Similar to (de)allocation traces, we can record kernel launch stack
traces and display them in case of an error. However, the AMD GPU plugin
signal handler, which is invoked on memroy faults, cannot pinpoint the
offending kernel. Insteade print `<NUM>`, set via
`OFFLOAD_TRACK_NUM_KERNEL_LAUNCH_TRACES=<NUM>`, many traces.
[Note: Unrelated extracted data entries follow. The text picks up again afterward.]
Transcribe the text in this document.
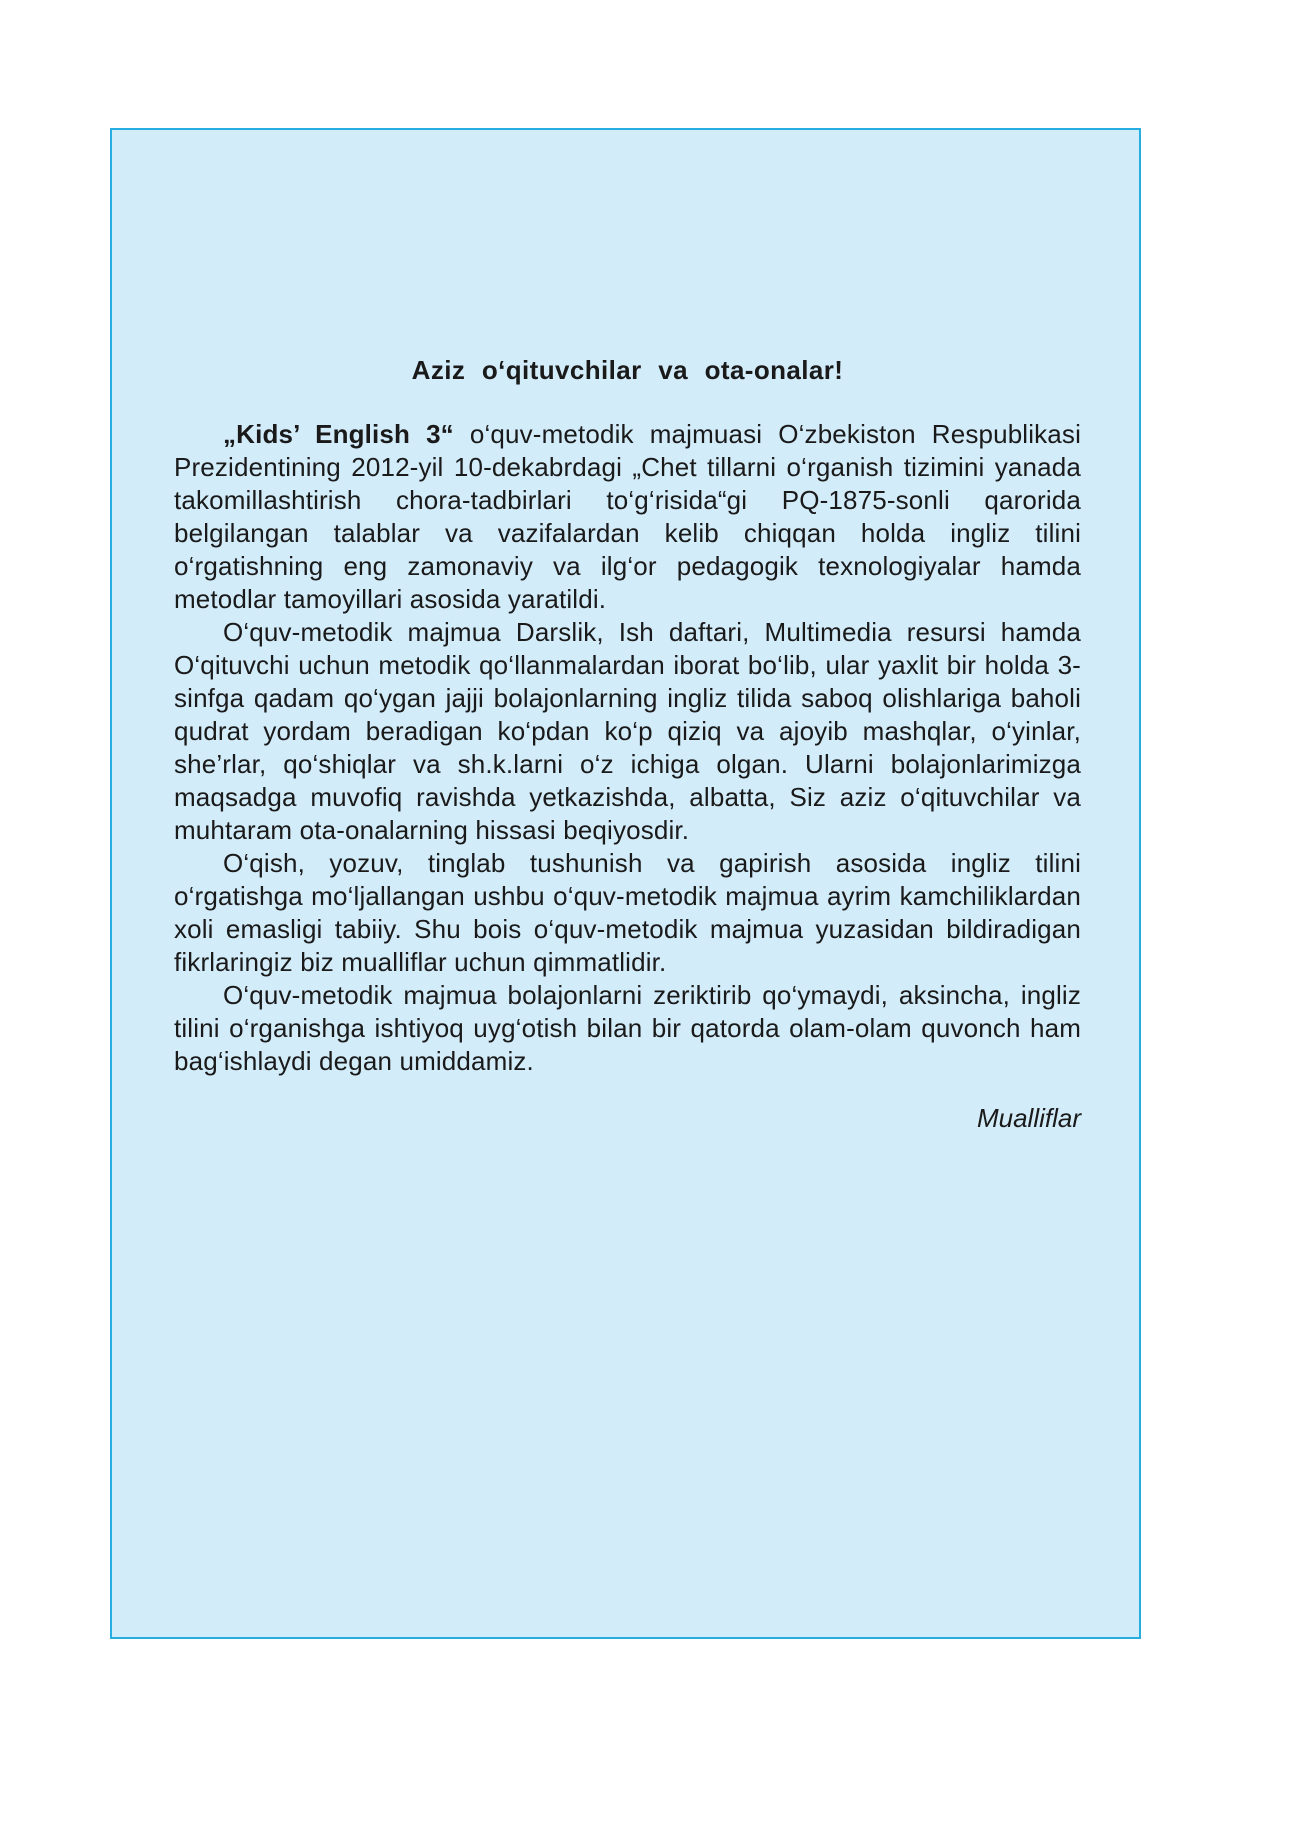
Aziz o‘qituvchilar va ota-onalar!

„Kids’ English 3“ o‘quv-metodik majmuasi O‘zbekiston Respublikasi Prezidentining 2012-yil 10-dekabrdagi „Chet tillarni o‘rganish tizimini yanada takomillashtirish chora-tadbirlari to‘g‘risida“gi PQ-1875-sonli qarorida belgilangan talablar va vazifalardan kelib chiqqan holda ingliz tilini o‘rgatishning eng zamonaviy va ilg‘or pedagogik texnologiyalar hamda metodlar tamoyillari asosida yaratildi.

O‘quv-metodik majmua Darslik, Ish daftari, Multimedia resursi hamda O‘qituvchi uchun metodik qo‘llanmalardan iborat bo‘lib, ular yaxlit bir holda 3-sinfga qadam qo‘ygan jajji bolajonlarning ingliz tilida saboq olishlariga baholi qudrat yordam beradigan ko‘pdan ko‘p qiziq va ajoyib mashqlar, o‘yinlar, she’rlar, qo‘shiqlar va sh.k.larni o‘z ichiga olgan. Ularni bolajonlarimizga maqsadga muvofiq ravishda yetkazishda, albatta, Siz aziz o‘qituvchilar va muhtaram ota-onalarning hissasi beqiyosdir.

O‘qish, yozuv, tinglab tushunish va gapirish asosida ingliz tilini o‘rgatishga mo‘ljallangan ushbu o‘quv-metodik majmua ayrim kamchiliklardan xoli emasligi tabiiy. Shu bois o‘quv-metodik majmua yuzasidan bildiradigan fikrlaringiz biz mualliflar uchun qimmatlidir.

O‘quv-metodik majmua bolajonlarni zeriktirib qo‘ymaydi, aksincha, ingliz tilini o‘rganishga ishtiyoq uyg‘otish bilan bir qatorda olam-olam quvonch ham bag‘ishlaydi degan umiddamiz.

Mualliflar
The
recoding/record uses a ring buffer of fixed size (for now 8).
For `trap` errors, we print the actual kernel name, and trace if
recorded.
---
 offload/include/Shared/EnvironmentVar.h       |  6 +-
 .../plugins-nextgen/amdgpu/dynamic_hsa/hsa.h  |  1 +
 offload/plugins-nextgen/amdgpu/src/rtl.cpp    | 74 +++++++++++++---
 .../common/include/ErrorReporting.h           | 84 +++++++++++++++++++
 .../common/include/PluginInterface.h          | 46 ++++++++++
 .../common/src/PluginInterface.cpp            | 12 +++
 offload/test/sanitizer/kernel_crash.c         | 44 ++++++++++
 offload/test/sanitizer/kernel_crash_async.c   | 38 +++++++++
 offload/test/sanitizer/kernel_crash_many.c    | 70 ++++++++++++++++
 offload/test/sanitizer/kernel_crash_single.c  | 34 ++++++++
 offload/test/sanitizer/kernel_trap.c          | 39 +++++++++
 offload/test/sanitizer/kernel_trap_async.c    | 38 +++++++++
 offload/test/sanitizer/kernel_trap_many.c     | 33 ++++++++
 openmp/docs/design/Runtimes.rst               |  7 ++
 14 files changed, 514 insertions(+), 12 deletions(-)
 create mode 100644 offload/test/sanitizer/kernel_crash.c
 create mode 100644 offload/test/sanitizer/kernel_crash_async.c
 create mode 100644 offload/test/sanitizer/kernel_crash_many.c
 create mode 100644 offload/test/sanitizer/kernel_crash_single.c
 create mode 100644 offload/test/sanitizer/kernel_trap.c
 create mode 100644 offload/test/sanitizer/kernel_trap_async.c
 create mode 100644 offload/test/sanitizer/kernel_trap_many.c

diff --git a/offload/include/Shared/EnvironmentVar.h b/offload/include/Shared/EnvironmentVar.h
index 4cbdad695a0ee..82f434e91a85b 100644
--- a/offload/include/Shared/EnvironmentVar.h
+++ b/offload/include/Shared/EnvironmentVar.h
@@ -28,6 +28,7 @@ struct StringParser {
 /// Class for reading and checking environment variables. Currently working with
 /// integer, floats, std::string and bool types.
 template <typename Ty> class Envar {
+  llvm::StringRef Name;
   Ty Data;
   bool IsPresent;
   bool Initialized;
@@ -53,7 +54,7 @@ template <typename Ty> class Envar {
   /// take the value read from the environment variable, or the default if it
   /// was not set or not correct. This constructor is not fallible.
   Envar(llvm::StringRef Name, Ty Default = Ty())
-      : Data(Default), IsPresent(false), Initialized(true) {
+      : Name(Name), Data(Default), IsPresent(false), Initialized(true) {
 
     if (const char *EnvStr = getenv(Name.data())) {
       // Check whether the envar is defined and valid.
@@ -84,6 +85,9 @@ template <typename Ty> class Envar {
   /// Get the definitive value.
   operator Ty() const { return get(); }
 
+  /// Return the environment variable name.
+  llvm::StringRef getName() const { return Name; }
+
   /// Indicate whether the environment variable was defined and valid.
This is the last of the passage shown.